One night, in the pub after service, Jack told me he’d been offered a job, and I felt the knot before the details. Jack had joined us from day one as Head Chef. Two years later, he’d earned equity in Bank. By that point, we weren’t just colleagues, we were business partners. Another restaurant had approached him. Properly courted him. Big budget. Big promises. The salary alone was eye-watering, around a 70% pay rise. Enough money to make anyone pause. Naturally, he went to have a look.
What he found was familiar. A classic Head Chef pitch. Impressive numbers. Vague hours. No paid overtime. All the confidence in the world that the workload would be ‘manageable’. From experience, he could already see the shape of it. Ninety-hour weeks hiding behind a glossy job ad. Pressure sold as prestige. Toxicity dressed up as ambition.
When he told me why he’d said no, it stuck. Faced with a huge pay bump, he realised he liked what he already had. A forty-hour contract. Overtime paid when things spilled over, with a shared effort not to let that become normal. A rota shaped so he could do the school run on weekdays.
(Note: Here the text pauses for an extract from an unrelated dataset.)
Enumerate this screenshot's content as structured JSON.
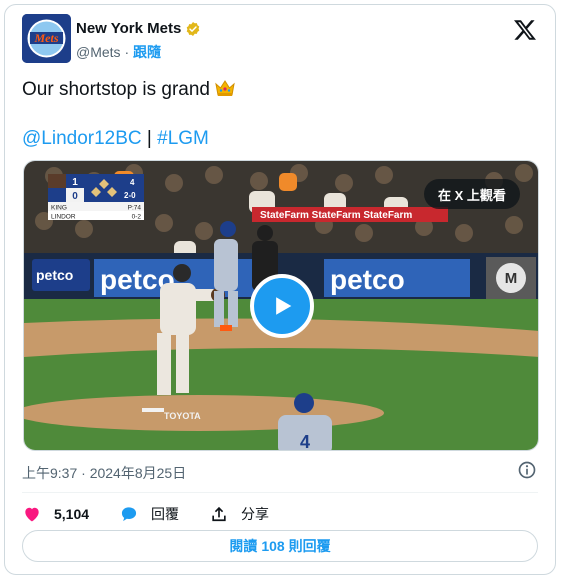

He was happy, and more money with a worse life wasn’t going to improve that.
Another time, one of our chefs took a job at another restaurant in Bristol. When I next saw the owner, he apologised to me, almost sheepish. He said he hadn’t realised the chef had come from us. He said he never would have hired him if he’d known. I stopped him straight away. There was nothing to apologise for. That chef had already decided to leave. He wasn’t being smuggled out in the dead of night. He’d handed in his notice of his own accord. In fact, when he told me he was weighing up two offers, I told him which one I thought would be best for him and his career. It wasn’t the one that benefited me. It was the one that made sense for his life.
That exchange made me feel slightly nauseous. The absolution some owners want. The little confessional ritual that lets them feel blameless. I didn’t mean to. I wouldn’t have. As if hiring someone who’s already leaving is some kind of moral trespass.
I take real pride in building a good place to work, but that doesn’t mean we’re perfect. And it doesn’t mean we’ll be right for everyone, forever. Staff aren’t “yours”. They can’t be stolen. They make a choice, and sometimes the choice is simply to go.
I’ve watched kitchens haemorrhage talent while insisting nothing is wrong. I’ve watched the same operators complain about “this generation” while refusing to change anything about how power is used. I’ve also watched good people stay, for years, through chaos and thin margins, because the environment felt fair. Not easy, just fair.
The market has shifted, whether we like it or not. Kitchens talk now. Group chats exist. Instagram shows the inside of other rooms. People can see who laughs together after service and who limps to the pub in silence. The mystique has worn thin.
So when someone leaves, maybe the question isn’t who tempted them away. Maybe it’s what made them start imagining somewhere else in the first place. If your staff keep leaving, they’re not being stolen. They’re voting. And I’m not sure the industry is ready to read the ballot paper.



Well said! (as usual!) Building a team and make sure everyone is safe sounds easy, but it really isn't - it's easy to take it personally when someone leaves, but it is also an opportunity to identify what went wrong (if anything, sometimes is just a thing) and build again.
He enjoyed being powerful over the waitrons as he called us. He played favorites. If you weren't blond you were given the worst stations and shifts. He bought the restaurant when the owners got old and died. That was 35 years ago. Under new management and ownership, the restaurant is still respected for it's cuisine to this day.